This weekend, Jason asked me to make some sugar cookies, and so I began leafing through the Collingsworth County Cookbook, circa 1986. This cookbook was edited by my grandmother, and somehow I inherited her personal copy -- the one with all her notes. I noticed a few interesting things -- things that explain a lot about "where I come from..."
First off, apparently Bernice Needham is the only person in Wellington that was ever on a diet. Judging by her submitted recipes (90% of the diet section) she probably also had a lot of gas.
The book's first recipe is for "Horse Salve." This indicates salve
for horses, not
made of horses.
When Granny is putting recipes in the regular parts of the cookbook, she signs them "Roxie Mae Hill." When she puts things in the "Diet" section that will undoubtably taste like ass, (see "diet catsup" and "diet congealed salad") she signs them "Mrs. Bill Hill," like she's hoping no one will make that connection. (Or perhaps to subliminally incriminate my grandfather?)
Granny also liked to adjust recipes. And while I can see correcting the stray typo, her notes seem to go past that...In the instance of "corn chowder," changing every amount and ingredient to something more her liking. Including, I kid you not, removing "corn."
Poor Marie and Rose Shadid. In some bizarre civil rights violation, they were forced to mark all of their entries with the subheading "(Lebanese)", even though some of their submissions were as innocuous as "Green Beans and Beef". No one made Kathryn Barjenbruch label her "Porcupines" as "(Norweigian)" or "(Nasty)"
Did you know that my mother is supposedly responsible for something called "Zucchini Slippers"? It involves boiled zucchinis stuffed with cottage cheese and cheddar. I believe that under interrogation we could force her to admit that she's never made a zucchini slipper in her life, and that this is just a sick joke Granny was playing in her quest to dominate the cookbook's contents.
I know what the makers of "Dump Cake" were attempting to convey with their name, but it's unfortunate that it ends up being listed next to "Prune Cake".
Come to think of it, I'm seeing more and more recipes credited to relatives that are questionable...For instance, I don't recall mixing up too many batches of Apple Brownies when I was 6, but apparently they were my specialty. I'm really beginning to think that Granny was on a real power trip with the editing.
I think I'm going to have to try Ola Mae Forbis' "Jimmy Carter Pound Cake." It would appear to be bland and ineffectual, but very, very sweet.
Nancy would like you to know that she "prefers Dean Hill's recipe on page 85" for barbeque sauce.
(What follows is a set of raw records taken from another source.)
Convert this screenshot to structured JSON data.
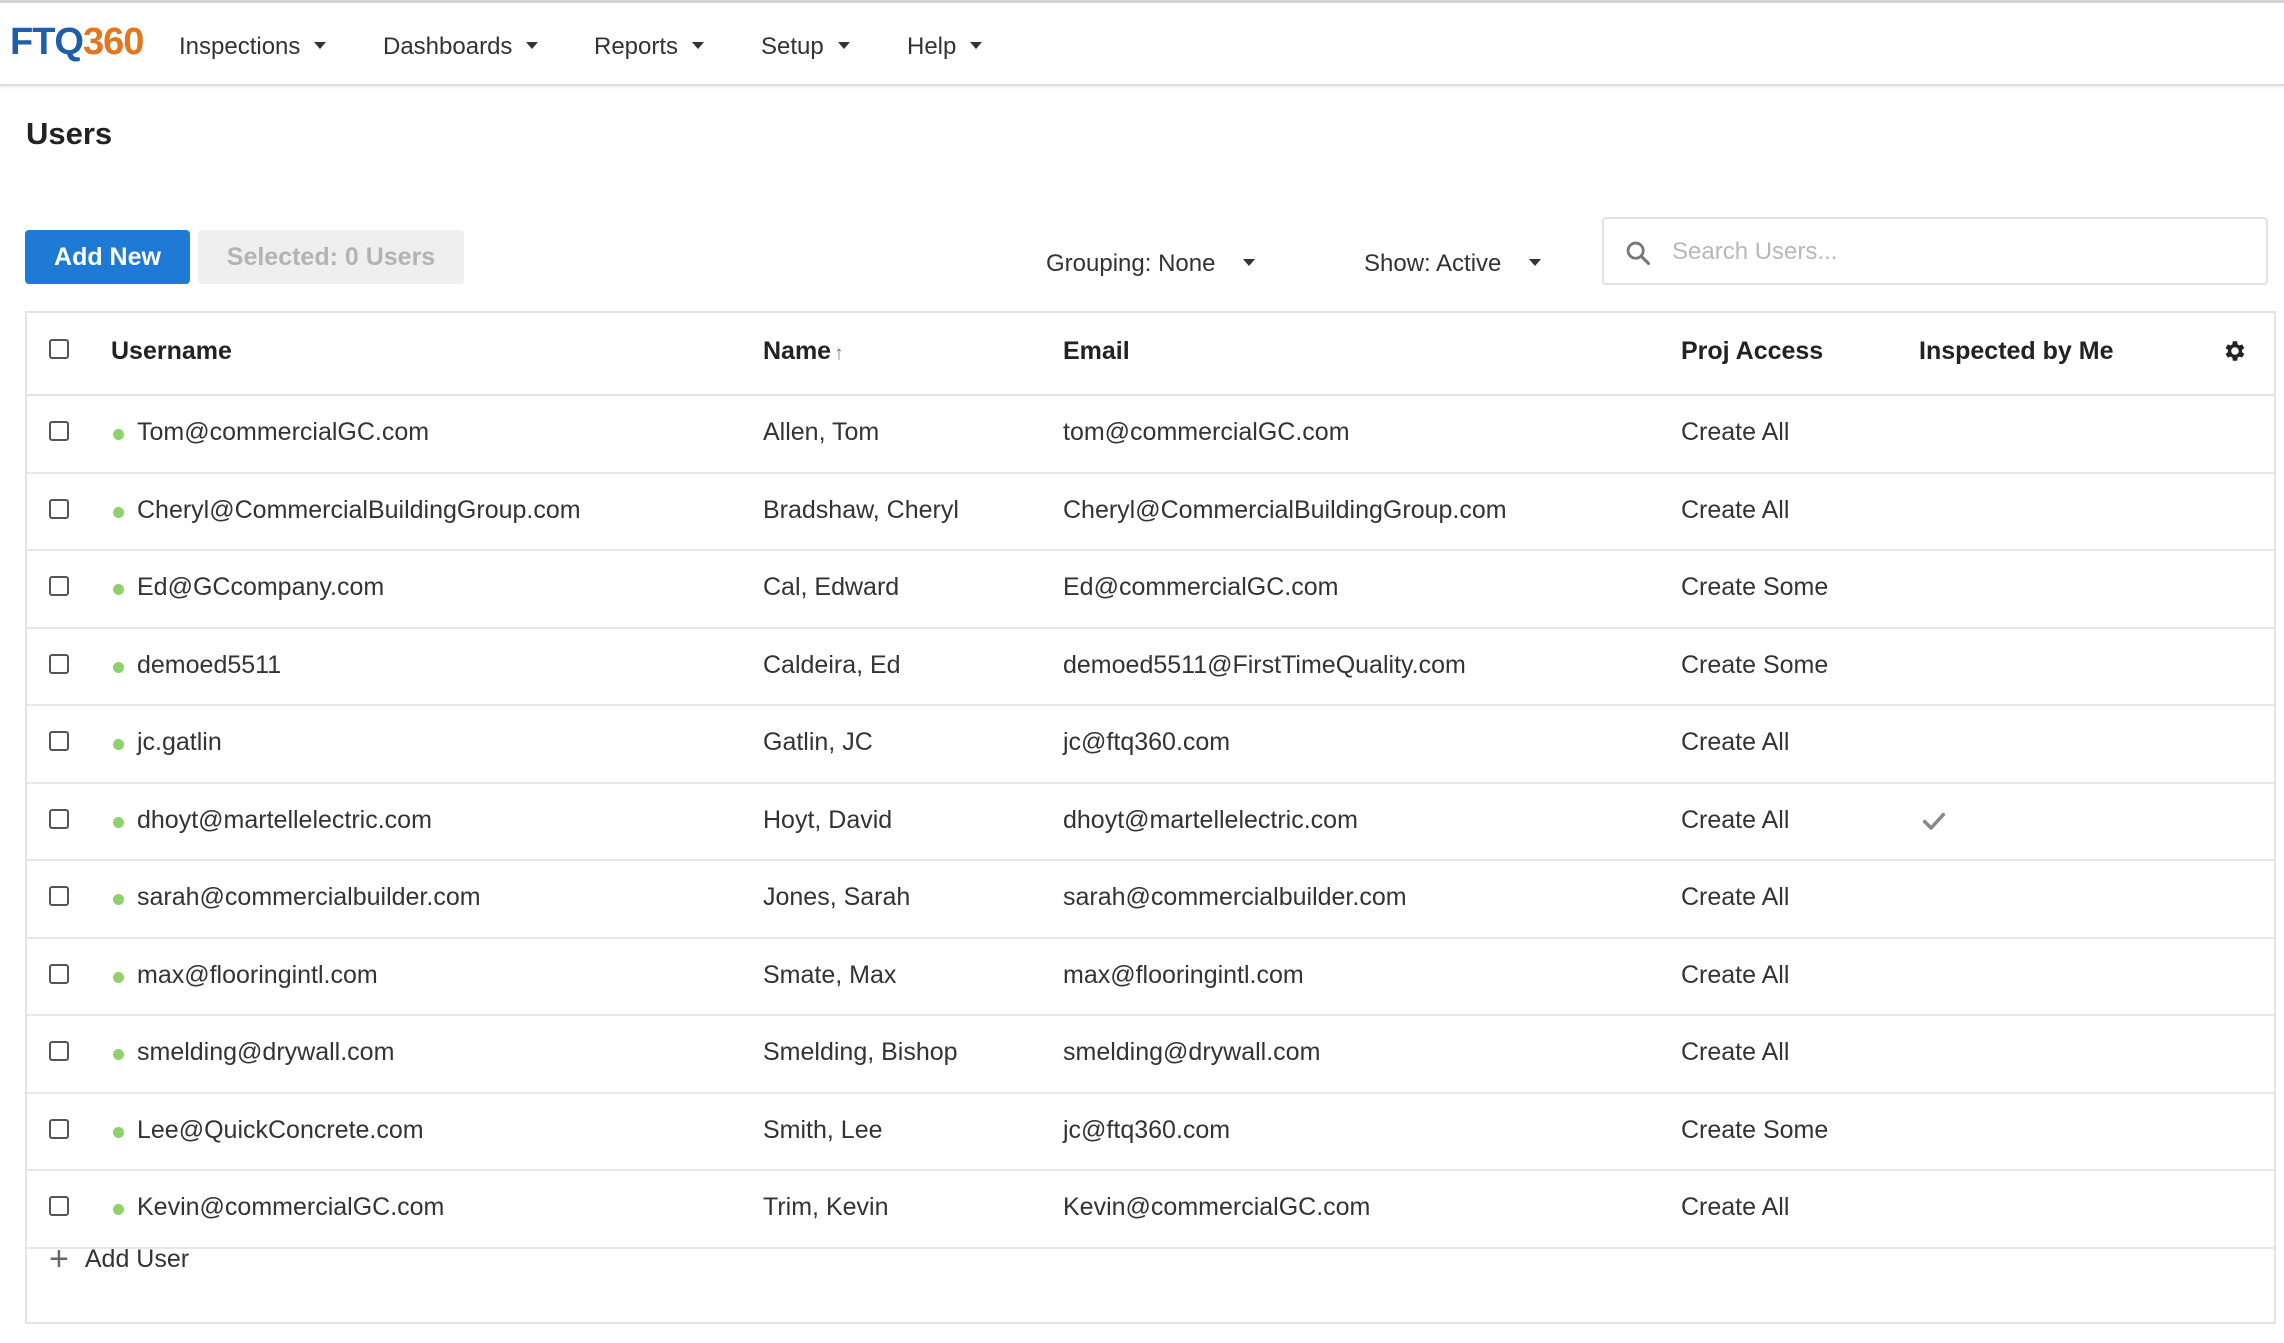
{
  "app": {
    "logo_left": "FTQ",
    "logo_right": "360",
    "nav": [
      {
        "label": "Inspections"
      },
      {
        "label": "Dashboards"
      },
      {
        "label": "Reports"
      },
      {
        "label": "Setup"
      },
      {
        "label": "Help"
      }
    ]
  },
  "page": {
    "title": "Users",
    "add_new_label": "Add New",
    "selected_label": "Selected: 0 Users",
    "grouping_label": "Grouping: None",
    "show_label": "Show: Active",
    "search_placeholder": "Search Users..."
  },
  "table": {
    "columns": {
      "username": "Username",
      "name": "Name",
      "email": "Email",
      "proj_access": "Proj Access",
      "inspected_by_me": "Inspected by Me"
    },
    "sort_indicator": "↑",
    "rows": [
      {
        "username": "Tom@commercialGC.com",
        "name": "Allen, Tom",
        "email": "tom@commercialGC.com",
        "access": "Create All",
        "inspected": false
      },
      {
        "username": "Cheryl@CommercialBuildingGroup.com",
        "name": "Bradshaw, Cheryl",
        "email": "Cheryl@CommercialBuildingGroup.com",
        "access": "Create All",
        "inspected": false
      },
      {
        "username": "Ed@GCcompany.com",
        "name": "Cal, Edward",
        "email": "Ed@commercialGC.com",
        "access": "Create Some",
        "inspected": false
      },
      {
        "username": "demoed5511",
        "name": "Caldeira, Ed",
        "email": "demoed5511@FirstTimeQuality.com",
        "access": "Create Some",
        "inspected": false
      },
      {
        "username": "jc.gatlin",
        "name": "Gatlin, JC",
        "email": "jc@ftq360.com",
        "access": "Create All",
        "inspected": false
      },
      {
        "username": "dhoyt@martellelectric.com",
        "name": "Hoyt, David",
        "email": "dhoyt@martellelectric.com",
        "access": "Create All",
        "inspected": true
      },
      {
        "username": "sarah@commercialbuilder.com",
        "name": "Jones, Sarah",
        "email": "sarah@commercialbuilder.com",
        "access": "Create All",
        "inspected": false
      },
      {
        "username": "max@flooringintl.com",
        "name": "Smate, Max",
        "email": "max@flooringintl.com",
        "access": "Create All",
        "inspected": false
      },
      {
        "username": "smelding@drywall.com",
        "name": "Smelding, Bishop",
        "email": "smelding@drywall.com",
        "access": "Create All",
        "inspected": false
      },
      {
        "username": "Lee@QuickConcrete.com",
        "name": "Smith, Lee",
        "email": "jc@ftq360.com",
        "access": "Create Some",
        "inspected": false
      },
      {
        "username": "Kevin@commercialGC.com",
        "name": "Trim, Kevin",
        "email": "Kevin@commercialGC.com",
        "access": "Create All",
        "inspected": false
      }
    ],
    "add_user_label": "Add User"
  },
  "icons": {
    "search": "search-icon",
    "settings": "gear-icon",
    "checkmark": "check-icon",
    "caret": "caret-down-icon",
    "add": "plus-icon",
    "status": "status-dot"
  },
  "colors": {
    "primary": "#1f7ad6",
    "logo_blue": "#1f5ea8",
    "logo_orange": "#e4761f",
    "active_dot": "#8fd16a"
  }
}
You know...in case you care.
Lucille Motsenbocker knows what she did. (That's all I'm going to say about it.)
And finally...Friday at lunch, Jason offered me a bite of his curry. I accepted, and the chicken and rice had barely touched my tongue when I began flushing, choking and sputtering. It was all I could do to wash the offending bite down. And he asked, and I asked myself, "Why can't I eat this? It's not bad, just different." And as I flipped through the book, I came across the reason, and the reason is this:
"Diet Catsup"
It's not the recipe itself that's the problem. The ingredients are very much what you would expect from catsup -- tomato juice, vinegar, onion, etc... It's in the paragraph that follows.
"Simmer until half of bulk. Store in glass jar in refrigerator. Use for barbeque chicken or make a pizza from 1 slice white bread, rolled as thin as possible. Toast on one side; turn and add 1 ounce American cheese or mozzaerella cheese; cover with catsup and oregano. Put under broiler until cheese bubbles. Serve hot. Catsup may also be used on baked salmon patties."
I realized as I read this recipe, (lovingly submitted by Mrs. Bill Hill) that my tastes are bred into me from generation before generation of white-bread-catsup-pizza loving people. My tastebuds, however disappointing, do not aspire to heights of worldly, flavorful cuisine. They enjoy slumming with the chicken fried velveeta. I am not nearly as offended by "diet congealed salad" as I should be. I fondly remember Government Cheese. Salmon comes from a can and is eaten in *patties*. And you know, I think I'm okay with it -- even if the most exotic I ever get is "(Lebonese)".